Scotty and Cindy Birdwell, members of Central Missouri Electric, transformed a 19-foot-tall Quonset hut on their rural Pettis County property into a two-story, 3,500-square-foot home.
Quonset huts are semicircle-shaped steel buildings designed like the originals invented during World War II.
Cindy grew up just down the road from where they now live. She and Scotty had built a home there 30 years ago, where they raised their family. “Our son and daughter-in-law wanted to purchase the house, so we said sure,” Cindy says. “Then we were like, ‘Well where do we want to live?’ We didn’t know and had to figure something out.”
Scotty and his son put up the Quonset hut 18 years ago. Cindy didn’t want to move too far away. As Cindy looked out of her house at the hut across Thomas Road, she got an idea. The hut was an existing structure on land they already had.
She enlisted contractor Mark Walje to see if her plan was even a possibility. Mark saw the vision for the building and took on what he says is the most unique house he’s worked on. “I asked her how she was going to do the ceiling with this structure and she said ‘You figure it out and whatever you think’s best,’ ” Mark says. “I thought it would be a good challenge. I’ve been building for almost 50 years and it’s just something I’ve never done. I knew that if we did it right and it was decorated well it was really going to be a showplace.”
Cindy and Mark went through a series of plans on how to best utilize the hut, which is 50-by-50-feet. They were trying to figure out how to square off parts of the house but not lose any square footage. They made storage tunnels along the sides of the house allowing them to fit a square peg into a round hole. They gained an extra 1,000 feet by adding an upstairs and in total only ended up with 24 square feet of unusable space.

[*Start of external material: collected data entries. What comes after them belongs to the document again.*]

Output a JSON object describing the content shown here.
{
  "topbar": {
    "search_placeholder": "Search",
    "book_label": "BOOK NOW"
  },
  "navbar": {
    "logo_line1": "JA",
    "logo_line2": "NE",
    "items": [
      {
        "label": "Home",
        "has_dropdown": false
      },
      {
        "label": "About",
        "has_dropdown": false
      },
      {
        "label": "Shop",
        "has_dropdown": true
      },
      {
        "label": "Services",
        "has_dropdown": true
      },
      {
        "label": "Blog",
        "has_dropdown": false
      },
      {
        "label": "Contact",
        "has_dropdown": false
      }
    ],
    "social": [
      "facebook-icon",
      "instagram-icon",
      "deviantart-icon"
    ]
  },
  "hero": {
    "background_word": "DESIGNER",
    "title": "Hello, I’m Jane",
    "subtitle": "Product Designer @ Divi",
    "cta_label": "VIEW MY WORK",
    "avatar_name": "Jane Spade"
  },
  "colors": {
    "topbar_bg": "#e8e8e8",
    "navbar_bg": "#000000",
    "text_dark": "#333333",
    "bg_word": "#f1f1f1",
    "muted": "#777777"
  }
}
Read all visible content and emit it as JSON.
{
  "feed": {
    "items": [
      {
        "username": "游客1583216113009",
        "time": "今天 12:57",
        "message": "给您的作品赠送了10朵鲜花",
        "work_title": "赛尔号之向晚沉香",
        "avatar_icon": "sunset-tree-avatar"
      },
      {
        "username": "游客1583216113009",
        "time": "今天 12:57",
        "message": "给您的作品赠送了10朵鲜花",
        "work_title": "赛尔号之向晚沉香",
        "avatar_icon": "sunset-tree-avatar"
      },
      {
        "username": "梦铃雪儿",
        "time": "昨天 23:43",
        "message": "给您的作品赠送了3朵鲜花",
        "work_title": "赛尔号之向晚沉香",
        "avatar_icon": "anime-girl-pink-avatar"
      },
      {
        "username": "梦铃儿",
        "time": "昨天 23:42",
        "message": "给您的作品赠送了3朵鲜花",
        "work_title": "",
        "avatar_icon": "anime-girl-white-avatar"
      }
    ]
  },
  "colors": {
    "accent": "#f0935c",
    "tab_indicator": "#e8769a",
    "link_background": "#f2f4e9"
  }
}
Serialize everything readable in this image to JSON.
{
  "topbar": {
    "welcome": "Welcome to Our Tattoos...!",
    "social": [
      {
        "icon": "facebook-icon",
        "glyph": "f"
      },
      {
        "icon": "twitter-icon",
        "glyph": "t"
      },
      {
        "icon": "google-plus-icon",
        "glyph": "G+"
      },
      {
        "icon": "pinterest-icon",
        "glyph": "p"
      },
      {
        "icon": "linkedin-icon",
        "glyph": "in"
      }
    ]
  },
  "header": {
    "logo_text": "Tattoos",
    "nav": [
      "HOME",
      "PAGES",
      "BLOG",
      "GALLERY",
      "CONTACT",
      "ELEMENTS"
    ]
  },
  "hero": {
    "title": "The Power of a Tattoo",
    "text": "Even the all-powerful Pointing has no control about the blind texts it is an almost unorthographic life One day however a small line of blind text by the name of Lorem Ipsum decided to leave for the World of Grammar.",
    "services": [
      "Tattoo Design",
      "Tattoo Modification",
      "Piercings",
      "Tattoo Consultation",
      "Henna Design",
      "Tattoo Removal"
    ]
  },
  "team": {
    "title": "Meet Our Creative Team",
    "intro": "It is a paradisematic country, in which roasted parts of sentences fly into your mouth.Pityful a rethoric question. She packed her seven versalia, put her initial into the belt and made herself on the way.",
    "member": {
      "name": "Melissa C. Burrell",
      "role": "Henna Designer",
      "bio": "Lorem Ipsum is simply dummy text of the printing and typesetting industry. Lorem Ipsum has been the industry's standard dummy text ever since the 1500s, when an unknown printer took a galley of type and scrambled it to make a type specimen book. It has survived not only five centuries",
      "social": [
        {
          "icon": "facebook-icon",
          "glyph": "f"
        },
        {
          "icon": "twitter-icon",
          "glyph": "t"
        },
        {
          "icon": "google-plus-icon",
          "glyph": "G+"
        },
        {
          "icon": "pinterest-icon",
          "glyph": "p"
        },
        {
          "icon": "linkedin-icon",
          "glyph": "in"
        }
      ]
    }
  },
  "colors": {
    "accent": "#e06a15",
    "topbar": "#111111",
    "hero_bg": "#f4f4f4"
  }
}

Mark, who owns West Central Construction, installed extra insulation to help with noise during storms. He built the ceiling to be the top sides of a hexadecagon (16 sides) giving the house its unique curvature. Mark finished the renovation this summer.
The Quonset hut now features a living room, kitchen and dining room as you enter, along with a butler’s kitchen, a trio of bedrooms and a loft. “I’m very, very happy with the house and I really wouldn’t trade it for anything,” Cindy says. “This is home.”
Cindy says she met a few people who doubted the ability to turn the semicircle hut into a home. Mark’s wife documented the process on West Central Construction’s Facebook page. Once moved in, Cindy hosted an open house for all the inquiring minds.
“We had about 100 people come by,” Cindy says. “And what usually happens is they walk in the front door and step back and they take in a panoramic look. They can’t believe we took the old hut and turned it into home.”
The Birdwells will be showing off their home decorated for the holidays. Cindy is a business teacher at Otterville High School and her club is hosting the FBLA Holiday Homes Tours and Celebration. The hut-turned-home will be one of four homes on the Dec. 10 tour.
Cindy says the unique structure has been the perfect place for her family. “I never feel like I’m in a dome,” Cindy says. “We have lots of light and I love that I can stand in my kitchen and can look at the windmill across the road and watch my grandkids run around.”